A court in Rome said that a Vatican
prelate, a former Italian spy and a financial broker - each
jailed for allegedly trying to smuggle 20 million euros into
Italy - displayed "marked criminal behavior" and "common
ruthlessness" in its assessment Wednesday of a decision not to
release them.
Giovanni Maria Zito, a recently transferred agent in the
AISI domestic intelligence agency, financial broker Giovanni
Carenzio and Monsignor Nunzio Scarano were detained June 28 in a
probe over allegations they conspired to try to secretly
repatriate the cash from Switzerland, allegedly the fruit of tax
evasion by a family close to the prelate.

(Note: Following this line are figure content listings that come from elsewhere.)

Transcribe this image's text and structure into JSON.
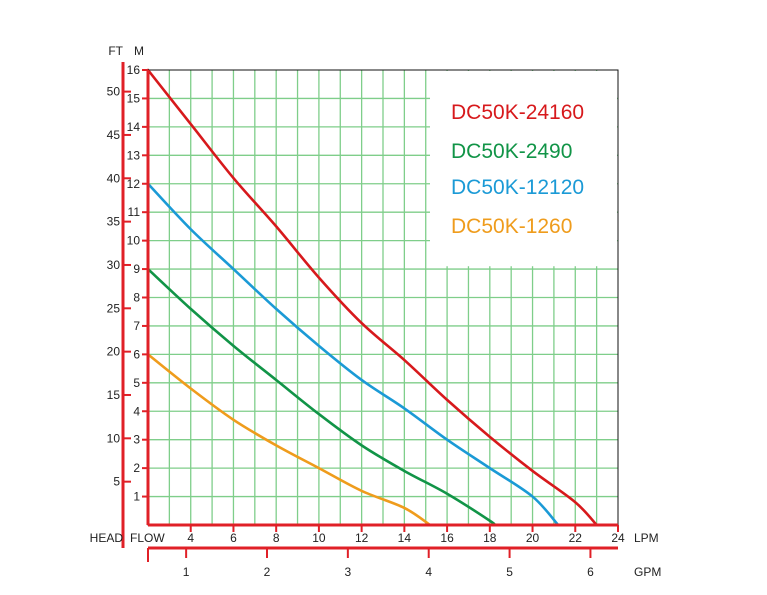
{
  "chart_data": {
    "type": "line",
    "title": "",
    "units": {
      "head_ft": "FT",
      "head_m": "M",
      "head": "HEAD",
      "flow": "FLOW",
      "lpm": "LPM",
      "gpm": "GPM"
    },
    "x_lpm": {
      "ticks": [
        4,
        6,
        8,
        10,
        12,
        14,
        16,
        18,
        20,
        22,
        24
      ],
      "range": [
        2,
        24
      ]
    },
    "x_gpm": {
      "ticks": [
        1,
        2,
        3,
        4,
        5,
        6
      ]
    },
    "y_m": {
      "ticks": [
        1,
        2,
        3,
        4,
        5,
        6,
        7,
        8,
        9,
        10,
        11,
        12,
        13,
        14,
        15,
        16
      ],
      "range": [
        0,
        16
      ]
    },
    "y_ft": {
      "ticks": [
        5,
        10,
        15,
        20,
        25,
        30,
        35,
        40,
        45,
        50
      ]
    },
    "grid": true,
    "legend_position": "top-right",
    "series": [
      {
        "name": "DC50K-24160",
        "color": "#d7191c",
        "x": [
          2,
          4,
          6,
          8,
          10,
          12,
          14,
          16,
          18,
          20,
          22,
          23
        ],
        "y": [
          16,
          14.1,
          12.2,
          10.5,
          8.7,
          7.1,
          5.8,
          4.4,
          3.1,
          1.9,
          0.8,
          0
        ]
      },
      {
        "name": "DC50K-2490",
        "color": "#119447",
        "x": [
          2,
          4,
          6,
          8,
          10,
          12,
          14,
          16,
          18,
          18.2
        ],
        "y": [
          9,
          7.6,
          6.3,
          5.1,
          3.9,
          2.8,
          1.9,
          1.1,
          0.15,
          0
        ]
      },
      {
        "name": "DC50K-12120",
        "color": "#1b9ad6",
        "x": [
          2,
          4,
          6,
          8,
          10,
          12,
          14,
          16,
          18,
          20,
          21.2
        ],
        "y": [
          12,
          10.4,
          9.0,
          7.6,
          6.3,
          5.1,
          4.1,
          3.0,
          2.0,
          1.0,
          0
        ]
      },
      {
        "name": "DC50K-1260",
        "color": "#ef9c1c",
        "x": [
          2,
          4,
          6,
          8,
          10,
          12,
          14,
          15.2
        ],
        "y": [
          6,
          4.8,
          3.7,
          2.8,
          2.0,
          1.2,
          0.6,
          0
        ]
      }
    ]
  }
}
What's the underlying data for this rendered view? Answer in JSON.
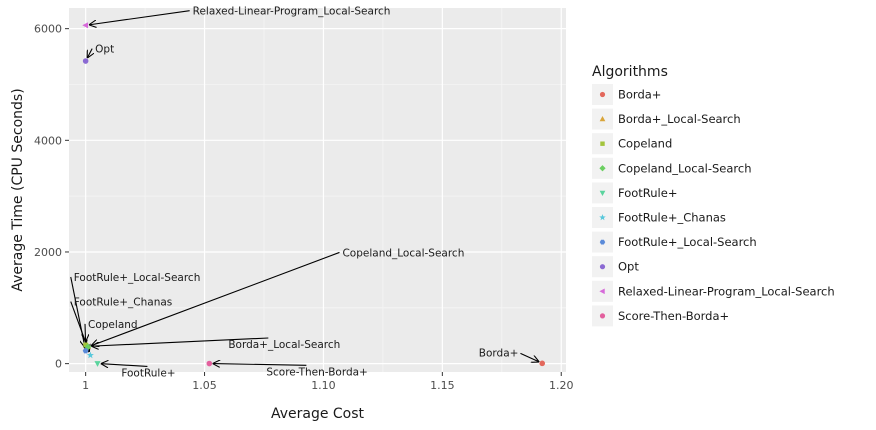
{
  "chart_data": {
    "type": "scatter",
    "xlabel": "Average Cost",
    "ylabel": "Average Time (CPU Seconds)",
    "xlim": [
      0.993,
      1.202
    ],
    "ylim": [
      -150,
      6370
    ],
    "x_ticks": [
      1.0,
      1.05,
      1.1,
      1.15,
      1.2
    ],
    "x_tick_labels": [
      "1",
      "1.05",
      "1.10",
      "1.15",
      "1.20"
    ],
    "y_ticks": [
      0,
      2000,
      4000,
      6000
    ],
    "y_tick_labels": [
      "0",
      "2000",
      "4000",
      "6000"
    ],
    "grid": true,
    "legend": {
      "title": "Algorithms",
      "position": "right"
    },
    "series": [
      {
        "name": "Borda+",
        "color": "#E3685C",
        "shape": "circle",
        "x": 1.192,
        "y": 5
      },
      {
        "name": "Borda+_Local-Search",
        "color": "#D9A53A",
        "shape": "triangle-up",
        "x": 1.001,
        "y": 310
      },
      {
        "name": "Copeland",
        "color": "#A3C43C",
        "shape": "square",
        "x": 1.0,
        "y": 335
      },
      {
        "name": "Copeland_Local-Search",
        "color": "#6BCF61",
        "shape": "diamond",
        "x": 1.001,
        "y": 300
      },
      {
        "name": "FootRule+",
        "color": "#5BD49E",
        "shape": "triangle-down",
        "x": 1.005,
        "y": 3
      },
      {
        "name": "FootRule+_Chanas",
        "color": "#58C8DB",
        "shape": "star",
        "x": 1.002,
        "y": 150
      },
      {
        "name": "FootRule+_Local-Search",
        "color": "#5B8BD9",
        "shape": "hexagon",
        "x": 1.0,
        "y": 230
      },
      {
        "name": "Opt",
        "color": "#8B6AD3",
        "shape": "circle",
        "x": 1.0,
        "y": 5420
      },
      {
        "name": "Relaxed-Linear-Program_Local-Search",
        "color": "#D66AD9",
        "shape": "triangle-left",
        "x": 1.0,
        "y": 6060
      },
      {
        "name": "Score-Then-Borda+",
        "color": "#E3609E",
        "shape": "circle",
        "x": 1.052,
        "y": 2
      }
    ],
    "annotations": [
      {
        "text": "Relaxed-Linear-Program_Local-Search",
        "target": 8,
        "text_x": 1.045,
        "text_y": 6250,
        "anchor": "start"
      },
      {
        "text": "Opt",
        "target": 7,
        "text_x": 1.004,
        "text_y": 5570,
        "anchor": "start"
      },
      {
        "text": "Copeland_Local-Search",
        "target": 3,
        "text_x": 1.108,
        "text_y": 1920,
        "anchor": "start"
      },
      {
        "text": "FootRule+_Local-Search",
        "target": 6,
        "text_x": 0.995,
        "text_y": 1480,
        "anchor": "start"
      },
      {
        "text": "FootRule+_Chanas",
        "target": 5,
        "text_x": 0.995,
        "text_y": 1040,
        "anchor": "start"
      },
      {
        "text": "Copeland",
        "target": 2,
        "text_x": 1.001,
        "text_y": 640,
        "anchor": "start"
      },
      {
        "text": "Borda+_Local-Search",
        "target": 1,
        "text_x": 1.06,
        "text_y": 280,
        "anchor": "start"
      },
      {
        "text": "FootRule+",
        "target": 4,
        "text_x": 1.015,
        "text_y": -230,
        "anchor": "start"
      },
      {
        "text": "Score-Then-Borda+",
        "target": 9,
        "text_x": 1.076,
        "text_y": -210,
        "anchor": "start"
      },
      {
        "text": "Borda+",
        "target": 0,
        "text_x": 1.182,
        "text_y": 130,
        "anchor": "end"
      }
    ]
  }
}
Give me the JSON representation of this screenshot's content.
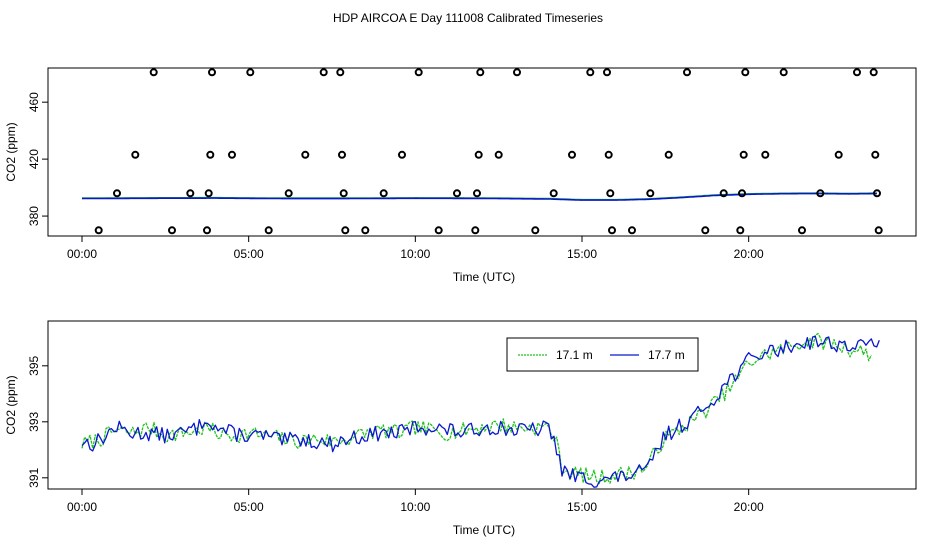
{
  "title": "HDP AIRCOA E  Day 111008  Calibrated Timeseries",
  "colors": {
    "green": "#22c21f",
    "blue": "#0a17cf",
    "circle": "#000000"
  },
  "chart_data": [
    {
      "type": "line+scatter",
      "xlabel": "Time (UTC)",
      "ylabel": "CO2 (ppm)",
      "xlim": [
        0,
        24
      ],
      "ylim": [
        366,
        484
      ],
      "x_ticks": [
        0,
        5,
        10,
        15,
        20
      ],
      "x_tick_labels": [
        "00:00",
        "05:00",
        "10:00",
        "15:00",
        "20:00"
      ],
      "y_ticks": [
        380,
        420,
        460
      ],
      "y_tick_labels": [
        "380",
        "420",
        "460"
      ],
      "scatter_points": [
        [
          0.5,
          370
        ],
        [
          1.05,
          396
        ],
        [
          1.6,
          423
        ],
        [
          2.15,
          481
        ],
        [
          2.7,
          370
        ],
        [
          3.25,
          396
        ],
        [
          3.75,
          370
        ],
        [
          3.8,
          396
        ],
        [
          3.85,
          423
        ],
        [
          3.9,
          481
        ],
        [
          4.5,
          423
        ],
        [
          5.05,
          481
        ],
        [
          5.6,
          370
        ],
        [
          6.2,
          396
        ],
        [
          6.7,
          423
        ],
        [
          7.25,
          481
        ],
        [
          7.75,
          481
        ],
        [
          7.8,
          423
        ],
        [
          7.85,
          396
        ],
        [
          7.9,
          370
        ],
        [
          8.5,
          370
        ],
        [
          9.05,
          396
        ],
        [
          9.6,
          423
        ],
        [
          10.1,
          481
        ],
        [
          10.7,
          370
        ],
        [
          11.25,
          396
        ],
        [
          11.8,
          370
        ],
        [
          11.85,
          396
        ],
        [
          11.9,
          423
        ],
        [
          11.95,
          481
        ],
        [
          12.5,
          423
        ],
        [
          13.05,
          481
        ],
        [
          13.6,
          370
        ],
        [
          14.15,
          396
        ],
        [
          14.7,
          423
        ],
        [
          15.25,
          481
        ],
        [
          15.75,
          481
        ],
        [
          15.8,
          423
        ],
        [
          15.85,
          396
        ],
        [
          15.9,
          370
        ],
        [
          16.5,
          370
        ],
        [
          17.05,
          396
        ],
        [
          17.6,
          423
        ],
        [
          18.15,
          481
        ],
        [
          18.7,
          370
        ],
        [
          19.25,
          396
        ],
        [
          19.75,
          370
        ],
        [
          19.8,
          396
        ],
        [
          19.85,
          423
        ],
        [
          19.9,
          481
        ],
        [
          20.5,
          423
        ],
        [
          21.05,
          481
        ],
        [
          21.6,
          370
        ],
        [
          22.15,
          396
        ],
        [
          22.7,
          423
        ],
        [
          23.25,
          481
        ],
        [
          23.75,
          481
        ],
        [
          23.8,
          423
        ],
        [
          23.85,
          396
        ],
        [
          23.9,
          370
        ]
      ],
      "series": [
        {
          "x": [
            0,
            2,
            4,
            6,
            8,
            10,
            12,
            14,
            15,
            16,
            17,
            18,
            19,
            20,
            21,
            22,
            23,
            23.9
          ],
          "values": [
            392.3,
            392.5,
            392.6,
            392.3,
            392.3,
            392.5,
            392.4,
            392.0,
            391.2,
            391.2,
            391.8,
            393.0,
            394.5,
            395.3,
            395.7,
            395.8,
            395.6,
            395.8
          ]
        }
      ]
    },
    {
      "type": "line",
      "xlabel": "Time (UTC)",
      "ylabel": "CO2 (ppm)",
      "xlim": [
        0,
        24
      ],
      "ylim": [
        390.6,
        396.6
      ],
      "x_ticks": [
        0,
        5,
        10,
        15,
        20
      ],
      "x_tick_labels": [
        "00:00",
        "05:00",
        "10:00",
        "15:00",
        "20:00"
      ],
      "y_ticks": [
        391,
        393,
        395
      ],
      "y_tick_labels": [
        "391",
        "393",
        "395"
      ],
      "legend_position": "top-right",
      "series": [
        {
          "name": "17.1 m",
          "color": "#22c21f",
          "seed": 7,
          "x_end": 23.75,
          "knots_x": [
            0,
            0.3,
            0.6,
            1.0,
            1.5,
            2.0,
            2.5,
            3.0,
            3.5,
            3.75,
            4.0,
            4.5,
            5.0,
            5.5,
            6.0,
            6.5,
            7.0,
            7.5,
            8.0,
            8.5,
            9.0,
            9.5,
            10.0,
            10.5,
            11.0,
            11.5,
            12.0,
            12.5,
            13.0,
            13.5,
            14.0,
            14.2,
            14.4,
            14.6,
            15.0,
            15.5,
            16.0,
            16.5,
            17.0,
            17.2,
            17.5,
            18.0,
            18.5,
            19.0,
            19.5,
            20.0,
            20.5,
            21.0,
            21.5,
            22.0,
            22.5,
            23.0,
            23.5,
            23.75
          ],
          "knots_y": [
            392.2,
            392.3,
            392.4,
            392.7,
            392.6,
            392.8,
            392.5,
            392.6,
            392.7,
            392.8,
            392.6,
            392.5,
            392.6,
            392.5,
            392.4,
            392.3,
            392.4,
            392.3,
            392.4,
            392.6,
            392.7,
            392.6,
            392.8,
            392.7,
            392.6,
            392.7,
            392.8,
            392.9,
            392.8,
            392.8,
            392.8,
            392.4,
            391.4,
            391.2,
            391.1,
            391.0,
            391.1,
            391.2,
            391.4,
            392.0,
            392.4,
            392.8,
            393.2,
            393.7,
            394.3,
            395.1,
            395.4,
            395.6,
            395.8,
            395.9,
            395.8,
            395.6,
            395.5,
            395.3
          ],
          "amplitude": 0.28
        },
        {
          "name": "17.7 m",
          "color": "#0a17cf",
          "seed": 13,
          "x_end": 23.95,
          "knots_x": [
            0,
            0.3,
            0.6,
            1.0,
            1.5,
            2.0,
            2.5,
            3.0,
            3.5,
            3.75,
            4.0,
            4.5,
            5.0,
            5.5,
            6.0,
            6.5,
            7.0,
            7.5,
            8.0,
            8.5,
            9.0,
            9.5,
            10.0,
            10.5,
            11.0,
            11.5,
            12.0,
            12.5,
            13.0,
            13.5,
            14.0,
            14.2,
            14.4,
            14.6,
            15.0,
            15.5,
            16.0,
            16.5,
            17.0,
            17.2,
            17.5,
            18.0,
            18.5,
            19.0,
            19.5,
            20.0,
            20.5,
            21.0,
            21.5,
            22.0,
            22.5,
            23.0,
            23.5,
            23.95
          ],
          "knots_y": [
            392.3,
            392.2,
            392.4,
            392.8,
            392.6,
            392.6,
            392.5,
            392.6,
            392.8,
            393.2,
            392.8,
            392.6,
            392.5,
            392.5,
            392.3,
            392.4,
            392.3,
            392.2,
            392.4,
            392.5,
            392.6,
            392.6,
            392.8,
            392.8,
            392.7,
            392.6,
            392.8,
            392.8,
            392.7,
            392.7,
            392.8,
            392.2,
            391.3,
            391.1,
            391.0,
            390.9,
            391.0,
            391.1,
            391.3,
            391.9,
            392.5,
            392.9,
            393.3,
            393.9,
            394.6,
            395.2,
            395.5,
            395.6,
            395.8,
            395.9,
            395.8,
            395.7,
            395.7,
            396.0
          ],
          "amplitude": 0.28
        }
      ]
    }
  ]
}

A judge rejected their request earlier this month to move
to house arrest.
In its assessment of that decision, the court said the
three showed the tendency to "manage people, institutions and
things for their own personal gain".
The arrests have been linked by the Italian media to past
probes into alleged irregularities at the Vatican Bank, IOR,
creating a thorn in the side of Pope Francis who has shown
eagerness to get the Vatican on the 'white list' of countries
with unimpeachable credentials by working with the Council of
Europe's Moneyval anti-money-laundering agency.
In its latest effort at transparency, IOR announced
Wednesday it had launched a new Internet site where it will
publish its annual balance sheet.
In a letter to the pope made public last week, Scarano
claimed he was innocent, pointing the finger at his bosses and
unnamed high-ranking cardinals he says protected them.